Lire l’Écriture pour en être transformé : tel est le propos de la nouvelle collection des Éditions Emmanuel, « J’ai lu la Bible », dont le petit livre d’Alain de Boudemange est la première contribution. On n’est pas dans l’ordre du commentaire exégétique mais plutôt dans quelque chose qui s’apparente à une proposition de chemin spirituel fondé dans l’Écriture. L’« objectif essentiel de ce livre », dit l’A. qui tutoie son lecteur en introduction : « que tu puisses vivre une expérience de rencontre avec Dieu et de transformation à travers cet évangile (...) que tu te laisses transformer par Dieu en un “disciple-missionnaire” » (p. 7).

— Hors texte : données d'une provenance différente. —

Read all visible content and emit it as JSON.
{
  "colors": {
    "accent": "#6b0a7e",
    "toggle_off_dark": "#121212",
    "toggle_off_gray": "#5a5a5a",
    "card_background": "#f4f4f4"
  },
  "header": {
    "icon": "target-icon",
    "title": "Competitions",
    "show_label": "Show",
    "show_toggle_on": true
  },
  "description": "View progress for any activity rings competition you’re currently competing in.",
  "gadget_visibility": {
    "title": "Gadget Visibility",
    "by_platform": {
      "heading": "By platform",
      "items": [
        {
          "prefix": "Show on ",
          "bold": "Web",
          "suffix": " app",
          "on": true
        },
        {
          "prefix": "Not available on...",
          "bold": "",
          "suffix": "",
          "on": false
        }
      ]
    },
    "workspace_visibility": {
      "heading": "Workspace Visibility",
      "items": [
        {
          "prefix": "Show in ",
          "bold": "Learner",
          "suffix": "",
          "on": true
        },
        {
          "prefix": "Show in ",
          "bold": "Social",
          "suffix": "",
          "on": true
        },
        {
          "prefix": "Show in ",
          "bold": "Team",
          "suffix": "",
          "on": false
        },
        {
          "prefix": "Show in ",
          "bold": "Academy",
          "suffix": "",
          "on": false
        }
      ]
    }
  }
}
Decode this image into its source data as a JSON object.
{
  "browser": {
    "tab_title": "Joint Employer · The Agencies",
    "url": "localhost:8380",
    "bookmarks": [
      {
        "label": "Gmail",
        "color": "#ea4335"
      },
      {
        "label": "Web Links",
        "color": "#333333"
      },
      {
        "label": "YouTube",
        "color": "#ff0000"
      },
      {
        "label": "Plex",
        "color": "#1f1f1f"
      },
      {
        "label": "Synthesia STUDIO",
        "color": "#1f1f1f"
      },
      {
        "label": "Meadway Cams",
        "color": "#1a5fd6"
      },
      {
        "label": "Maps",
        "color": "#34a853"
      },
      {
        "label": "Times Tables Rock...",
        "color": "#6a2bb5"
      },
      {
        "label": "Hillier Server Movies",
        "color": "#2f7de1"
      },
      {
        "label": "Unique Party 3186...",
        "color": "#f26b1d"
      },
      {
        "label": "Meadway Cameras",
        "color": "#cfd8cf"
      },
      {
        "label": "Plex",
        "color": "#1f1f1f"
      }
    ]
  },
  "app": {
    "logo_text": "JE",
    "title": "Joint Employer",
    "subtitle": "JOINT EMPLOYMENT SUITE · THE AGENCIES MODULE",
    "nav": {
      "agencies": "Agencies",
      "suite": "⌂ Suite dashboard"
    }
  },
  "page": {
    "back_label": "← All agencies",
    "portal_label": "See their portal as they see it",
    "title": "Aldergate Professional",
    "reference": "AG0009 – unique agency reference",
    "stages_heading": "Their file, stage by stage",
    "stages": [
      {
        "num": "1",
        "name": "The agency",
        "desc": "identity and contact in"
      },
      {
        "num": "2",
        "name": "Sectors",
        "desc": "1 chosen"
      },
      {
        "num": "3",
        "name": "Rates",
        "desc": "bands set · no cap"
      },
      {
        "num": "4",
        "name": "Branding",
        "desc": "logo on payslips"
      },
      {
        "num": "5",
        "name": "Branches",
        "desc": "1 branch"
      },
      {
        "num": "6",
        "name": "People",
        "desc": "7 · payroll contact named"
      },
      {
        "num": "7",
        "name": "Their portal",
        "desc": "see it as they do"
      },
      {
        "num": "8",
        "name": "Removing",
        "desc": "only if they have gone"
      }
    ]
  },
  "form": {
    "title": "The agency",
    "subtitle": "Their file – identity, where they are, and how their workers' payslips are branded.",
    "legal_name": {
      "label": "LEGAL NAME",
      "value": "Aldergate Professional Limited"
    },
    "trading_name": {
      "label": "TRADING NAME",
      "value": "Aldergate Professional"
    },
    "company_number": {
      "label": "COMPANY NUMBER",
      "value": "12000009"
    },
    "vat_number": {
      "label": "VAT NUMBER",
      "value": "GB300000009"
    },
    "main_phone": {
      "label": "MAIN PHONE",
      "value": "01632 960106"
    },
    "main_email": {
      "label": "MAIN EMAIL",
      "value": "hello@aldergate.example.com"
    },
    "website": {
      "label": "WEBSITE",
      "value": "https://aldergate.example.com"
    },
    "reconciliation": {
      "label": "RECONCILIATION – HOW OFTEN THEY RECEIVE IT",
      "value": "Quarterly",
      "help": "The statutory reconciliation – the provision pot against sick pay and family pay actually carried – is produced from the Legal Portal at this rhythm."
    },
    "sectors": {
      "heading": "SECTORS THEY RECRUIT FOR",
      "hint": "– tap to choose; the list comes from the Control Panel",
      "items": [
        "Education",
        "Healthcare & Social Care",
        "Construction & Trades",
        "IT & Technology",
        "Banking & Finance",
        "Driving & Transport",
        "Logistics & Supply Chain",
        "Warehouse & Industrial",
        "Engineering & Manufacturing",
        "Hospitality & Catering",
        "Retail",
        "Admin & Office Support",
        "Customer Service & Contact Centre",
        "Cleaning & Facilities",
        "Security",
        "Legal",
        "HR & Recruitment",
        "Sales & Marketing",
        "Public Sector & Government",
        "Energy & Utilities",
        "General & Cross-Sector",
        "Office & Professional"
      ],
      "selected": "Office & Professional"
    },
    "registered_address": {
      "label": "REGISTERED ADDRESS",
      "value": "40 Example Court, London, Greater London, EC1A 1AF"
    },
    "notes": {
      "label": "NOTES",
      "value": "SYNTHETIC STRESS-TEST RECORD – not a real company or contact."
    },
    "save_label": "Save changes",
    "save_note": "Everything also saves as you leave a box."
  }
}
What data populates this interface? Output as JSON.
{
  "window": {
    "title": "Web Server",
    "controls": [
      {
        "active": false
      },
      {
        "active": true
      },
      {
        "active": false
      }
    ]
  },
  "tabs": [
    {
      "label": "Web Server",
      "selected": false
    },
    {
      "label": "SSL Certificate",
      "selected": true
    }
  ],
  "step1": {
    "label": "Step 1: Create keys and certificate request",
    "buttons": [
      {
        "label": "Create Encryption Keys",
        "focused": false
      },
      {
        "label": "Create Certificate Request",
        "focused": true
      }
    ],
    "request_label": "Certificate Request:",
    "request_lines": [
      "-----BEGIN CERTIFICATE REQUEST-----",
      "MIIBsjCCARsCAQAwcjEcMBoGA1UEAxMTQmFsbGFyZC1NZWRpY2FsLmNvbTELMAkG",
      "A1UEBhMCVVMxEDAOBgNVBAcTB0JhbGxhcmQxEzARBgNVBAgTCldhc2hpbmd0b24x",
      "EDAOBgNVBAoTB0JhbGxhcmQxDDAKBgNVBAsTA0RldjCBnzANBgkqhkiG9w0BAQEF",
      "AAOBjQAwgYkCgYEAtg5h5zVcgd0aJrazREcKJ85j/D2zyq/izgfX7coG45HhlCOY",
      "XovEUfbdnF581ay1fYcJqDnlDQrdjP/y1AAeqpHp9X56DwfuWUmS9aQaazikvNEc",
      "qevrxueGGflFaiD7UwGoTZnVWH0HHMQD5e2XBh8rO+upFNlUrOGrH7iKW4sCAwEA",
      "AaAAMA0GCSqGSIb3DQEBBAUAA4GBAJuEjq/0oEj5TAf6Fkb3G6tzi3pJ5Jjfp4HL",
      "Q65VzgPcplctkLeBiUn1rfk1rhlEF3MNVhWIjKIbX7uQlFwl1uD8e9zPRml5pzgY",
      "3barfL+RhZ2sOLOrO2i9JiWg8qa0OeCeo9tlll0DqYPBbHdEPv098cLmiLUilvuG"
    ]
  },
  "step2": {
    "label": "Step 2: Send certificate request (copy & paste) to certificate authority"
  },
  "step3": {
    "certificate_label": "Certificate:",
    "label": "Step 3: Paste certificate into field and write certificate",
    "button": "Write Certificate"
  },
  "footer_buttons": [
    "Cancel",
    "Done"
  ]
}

Pourquoi l’évangile de Matthieu ? L’auteur, qui en est un bon connaisseur en train d’achever une thèse de doctorat sur le sujet, s’en explique d’emblée par le bout de l’évangile, là où surgit ce qu’il reconnaît être la figure du « disciple-missionnaire », proposée par le Pape François comme chemin pour toute l’Église dans la première exhortation apostolique de son pontificat, Evangelii Gaudium : « Allez, de toutes les nations, faites des disciples ! » (Mt 28,19). Le présupposé est qu’un évangile est d’abord le récit d’une expérience : « Le but de l’évangile de Matthieu est de nous faire vivre cette expérience, de nous intégrer dans l’Église, la communauté des disciples-missionnaires » (p. 8). L’évangéliste a lui-même ordonné le matériau traditionnel qui était à sa disposition pour en faire une expérience partageable, réitérable à l’intérieur de la démarche libre et singulière de chaque lecteur désireux de tenter l’aventure.
Sur ce chemin partagé, il s’agit de suivre et non de devancer : de fait, c’est une lectio continua que le prêtre de l’Emmanuel propose à son lecteur dans ce petit ouvrage qui se présente comme un manuel, avec « des exercices, des pistes de réflexion, qui te permettront d’approfondir ton dialogue intérieur avec celui dont il est question dans l’évangile de Matthieu, Jésus, qui, par ces mots, te parle et te forme comme disciple » (p. 8).
La Tradition s’invite dans la méthode mise au point par l’A. : les « quatre sens de l’Écriture », très brièvement présentés en tête d’ouvrage, voisinent avec les neuf étapes de la prière dont certaines ne sont pas sans rappeler la méthode ignatienne, dans la manière d’utiliser l’imagination pour « entrer dans la scène » (étape 4, p. 13), ou le processus de répétition (étape 6, après un temps d’approfondissement grâce à des « clés » proposées par l’A.). À l’étape 7, la liberté du lecteur est sollicitée de façon à prendre « des petites décisions » en réponse aux « Questions pour avancer ». La Parole ne reste pas dans le livre : elle déborde dans la vie. C’est tout le but du processus !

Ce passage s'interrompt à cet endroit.